Now assume that your data to be histogrammed is d-dimensional, e.g. a color image where \(d=3\). You could make univariate histograms of the three colors R, G and B but then the correlation of the colors is not captured in the histogram (see Fig. 1.23). It is best to make a real three dimensional histogram with three dimensional bins. Every bin this is a rectangular 3D volume. Let \(\v f(\v x)\) be a color image:

\[\begin{split}\v f(\v x) = \matvec{ccc}{f_1(\v x)\\ f_2(\v x)\\ f_3(\v x)} = \matvec{ccc}{r(\v x)\\ g(\v x)\\ b(\v x)}\end{split}\]

The histogram then is:

\[h_f[i,j,k] = \sum_{\v x \in E} \left[ e_{1,i} \leq f_1(\v x) < e_{1,i+1} \right] \left[ e_{2,j} \leq f_2(\v x) < e_{2,j+1} \right] \left[ e_{3,k} \leq f_3(\v x) < e_{3,k+1} \right]\]

The product of the ‘condition brackets’ (called Iverson brackets) is one only in case \(\v f(\v x)\) is within the 3D bin with indices \((i,j,k)\).

A multivariate histogram can be calculated with the histogramdd function from numpy. Evidently visualizing a 3D (or even higher dimensional) histogram is not a trivial task. Here we give a very simple way to do so. 1

def histogram3dplot(h, e, fig=None):
    """
    Visualize a 3D histogram

    Parameters
    ----------

    h: histogram array of shape (M,N,O)
    e: list of bin edge arrays (for R, G and B)
    """
    M, N, O = h.shape
    idxR = np.arange(M)
    idxG = np.arange(N)
    idxB = np.arange(O)

    R, G, B = np.meshgrid(idxR, idxG, idxB)
    a = np.diff(e[0])[0]
    b = a/2
    R = a * R + b

    a = np.diff(e[1])[0]
    b = a/2
    G = a * G + b

    a = np.diff(e[2])[0]
    b = a/2
    B = a * B + b

    colors = np.vstack((R.flatten(), G.flatten(), B.flatten())).T/255
    h = h / np.sum(h)
    if fig is not None:
        f = plt.figure(fig)
    else:
        f = plt.gcf()
    ax = f.add_subplot(111, projection='3d')     
    mxbins = np.array([M,N,O]).max()
    ax.scatter(R.flatten(), G.flatten(), B.flatten(), s=h.flatten()*(256/mxbins)**3/2, c=colors)
    ax.set_xlabel('Red')
    ax.set_ylabel('Green')
    ax.set_zlabel('Blue')
Show code for figures
 1from skimage.io import imread
 2from ipcv.ip.histogram3dplot import histogram3dplot;
 3plt.close('all')
 4
 5f = imread('python/data/images/peppers.png')
 6plt.figure(1);
 7plt.imshow(f);
 8plt.savefig('source/images/ peppersdisplay.png')
 9
10h, e = np.histogramdd(f.reshape(-1,3), bins=8)
11histogram3dplot(h, e)
12plt.savefig('source/images/colorhistogram.png')
../../../_images/peppers.png

Fig. 1.24 Color Image.

../../../_images/colorhistogram.png

Fig. 1.25 3D Histogram of Color Image.

In the above 3D histogram display the histogram is 8x8x8 bins. The bins are 3D cubes. At the RBG position of each bin we display a disk like marker in the color corresponding with the color in the RGB space and with a radius that is proportional to the histogram count.

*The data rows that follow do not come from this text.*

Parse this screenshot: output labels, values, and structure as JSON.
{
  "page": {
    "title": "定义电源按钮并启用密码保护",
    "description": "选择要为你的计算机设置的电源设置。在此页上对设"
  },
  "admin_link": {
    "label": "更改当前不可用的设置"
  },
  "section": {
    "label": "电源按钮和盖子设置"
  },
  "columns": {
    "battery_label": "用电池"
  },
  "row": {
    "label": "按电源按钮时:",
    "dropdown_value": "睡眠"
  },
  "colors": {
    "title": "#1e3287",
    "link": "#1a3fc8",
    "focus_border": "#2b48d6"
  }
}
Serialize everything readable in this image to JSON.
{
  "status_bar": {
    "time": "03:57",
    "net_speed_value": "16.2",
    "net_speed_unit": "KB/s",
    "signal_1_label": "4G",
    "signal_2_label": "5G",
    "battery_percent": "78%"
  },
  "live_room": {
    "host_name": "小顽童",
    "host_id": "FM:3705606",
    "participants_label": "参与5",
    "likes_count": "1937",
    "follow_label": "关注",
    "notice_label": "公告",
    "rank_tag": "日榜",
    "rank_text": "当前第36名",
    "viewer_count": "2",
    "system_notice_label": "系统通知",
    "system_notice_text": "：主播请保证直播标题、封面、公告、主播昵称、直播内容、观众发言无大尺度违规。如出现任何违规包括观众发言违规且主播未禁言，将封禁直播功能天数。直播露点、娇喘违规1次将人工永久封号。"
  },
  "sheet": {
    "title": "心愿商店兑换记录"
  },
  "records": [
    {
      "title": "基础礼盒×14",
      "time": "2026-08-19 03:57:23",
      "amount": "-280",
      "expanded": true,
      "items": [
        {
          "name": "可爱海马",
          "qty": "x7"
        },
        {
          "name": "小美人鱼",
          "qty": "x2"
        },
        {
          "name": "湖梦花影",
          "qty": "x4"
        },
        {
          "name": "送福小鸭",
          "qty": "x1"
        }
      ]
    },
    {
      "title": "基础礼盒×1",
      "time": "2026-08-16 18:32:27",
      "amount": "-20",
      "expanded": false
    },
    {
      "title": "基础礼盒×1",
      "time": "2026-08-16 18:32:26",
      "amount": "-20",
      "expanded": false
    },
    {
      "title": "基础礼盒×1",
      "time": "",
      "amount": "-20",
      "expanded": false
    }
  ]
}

The histogram visualization shows that there are a lot of reddish and greenish pixels in the image and that there are a lot of dark blueish pixels (the darker spots in between the peppers).

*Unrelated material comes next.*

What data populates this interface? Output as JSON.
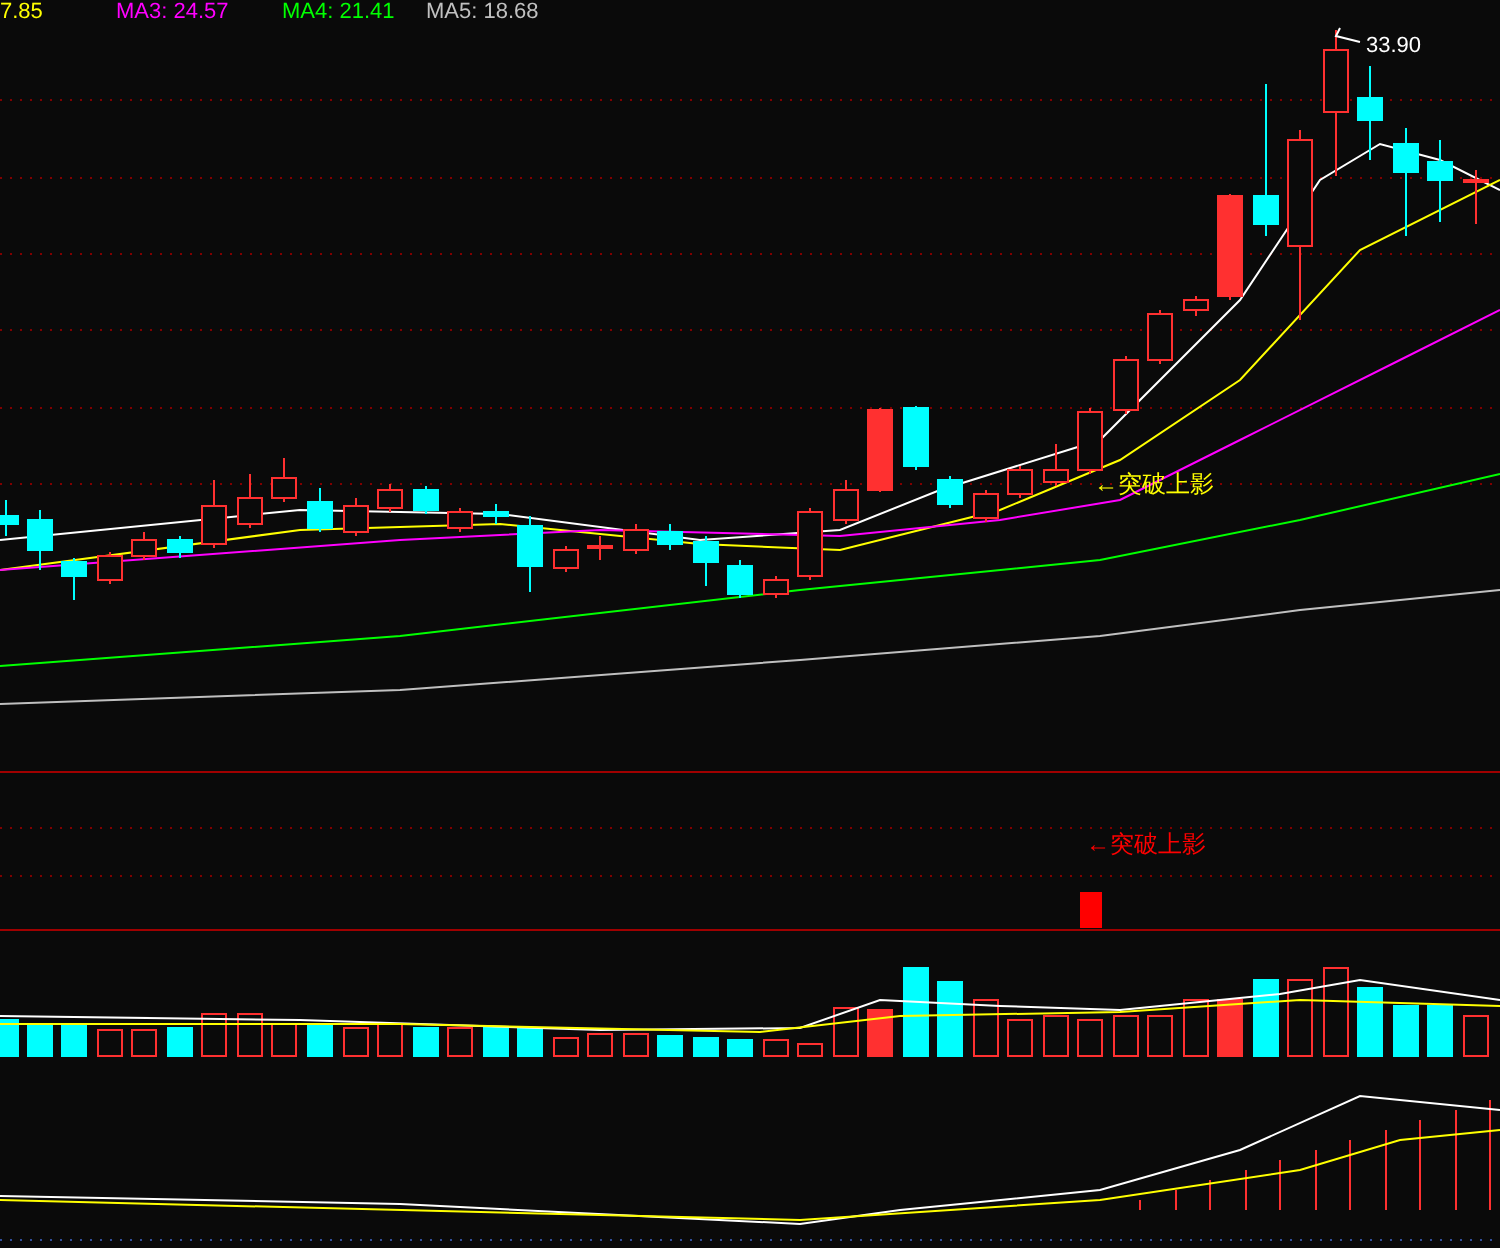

When you run the program yourself you can rotate the plot by clicking and dragging. Then it is easier to see the distribution of colors in the RGB cube.

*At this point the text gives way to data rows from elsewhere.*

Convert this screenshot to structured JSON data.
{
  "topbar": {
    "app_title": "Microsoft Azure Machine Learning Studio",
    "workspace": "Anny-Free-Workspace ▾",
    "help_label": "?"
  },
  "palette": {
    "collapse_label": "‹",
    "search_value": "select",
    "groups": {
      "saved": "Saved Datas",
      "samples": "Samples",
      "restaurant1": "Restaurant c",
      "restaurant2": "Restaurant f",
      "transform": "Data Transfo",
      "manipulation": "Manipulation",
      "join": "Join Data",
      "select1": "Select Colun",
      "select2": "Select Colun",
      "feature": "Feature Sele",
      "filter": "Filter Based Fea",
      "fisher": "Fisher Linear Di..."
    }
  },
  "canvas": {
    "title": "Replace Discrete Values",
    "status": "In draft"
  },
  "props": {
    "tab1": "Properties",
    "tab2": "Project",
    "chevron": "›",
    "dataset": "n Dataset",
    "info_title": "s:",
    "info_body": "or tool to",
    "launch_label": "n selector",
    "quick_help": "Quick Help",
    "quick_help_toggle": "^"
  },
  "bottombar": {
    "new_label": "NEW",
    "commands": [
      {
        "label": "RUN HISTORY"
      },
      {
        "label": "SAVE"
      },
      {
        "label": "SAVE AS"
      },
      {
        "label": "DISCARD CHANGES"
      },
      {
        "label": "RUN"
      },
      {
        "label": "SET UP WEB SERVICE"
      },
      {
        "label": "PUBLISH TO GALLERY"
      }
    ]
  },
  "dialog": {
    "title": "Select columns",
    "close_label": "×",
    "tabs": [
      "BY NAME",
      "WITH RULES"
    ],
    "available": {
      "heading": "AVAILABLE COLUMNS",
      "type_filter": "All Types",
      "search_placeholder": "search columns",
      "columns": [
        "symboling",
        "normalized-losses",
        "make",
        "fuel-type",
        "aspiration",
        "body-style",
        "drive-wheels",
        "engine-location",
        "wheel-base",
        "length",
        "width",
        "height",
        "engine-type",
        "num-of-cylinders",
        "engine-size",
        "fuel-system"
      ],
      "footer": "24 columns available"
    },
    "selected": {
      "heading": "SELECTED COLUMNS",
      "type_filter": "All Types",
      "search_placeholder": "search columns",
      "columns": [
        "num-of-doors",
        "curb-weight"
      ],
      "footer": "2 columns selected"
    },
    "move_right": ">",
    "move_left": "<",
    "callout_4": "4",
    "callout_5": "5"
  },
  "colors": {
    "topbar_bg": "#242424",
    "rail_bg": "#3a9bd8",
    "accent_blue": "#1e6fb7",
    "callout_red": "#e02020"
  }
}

Visualizing a 2D histogram is much easier: \(h_f[i,j]\) can be visualized as a scalar image. Numpy has a function histogram2d just for 2D data: please read the documentation carefully.

Footnotes

1

It would be much nicer to have a color histogram visualization where the ‘markers’ are really 3D markers. For instance cubes of the color corresponding with their position in the RGB cube and a volume proportional to the number of counts. An implementation in OpenGL would be best of course. Any volunteers?

2

The Iverson bracket was introduced by Kenneth E. Iverson. Read the nice intro on Wikipedia. Iverson is the inventor of the computer language APL being the precursor of all array processing languages like Numpy/Python and Matlab.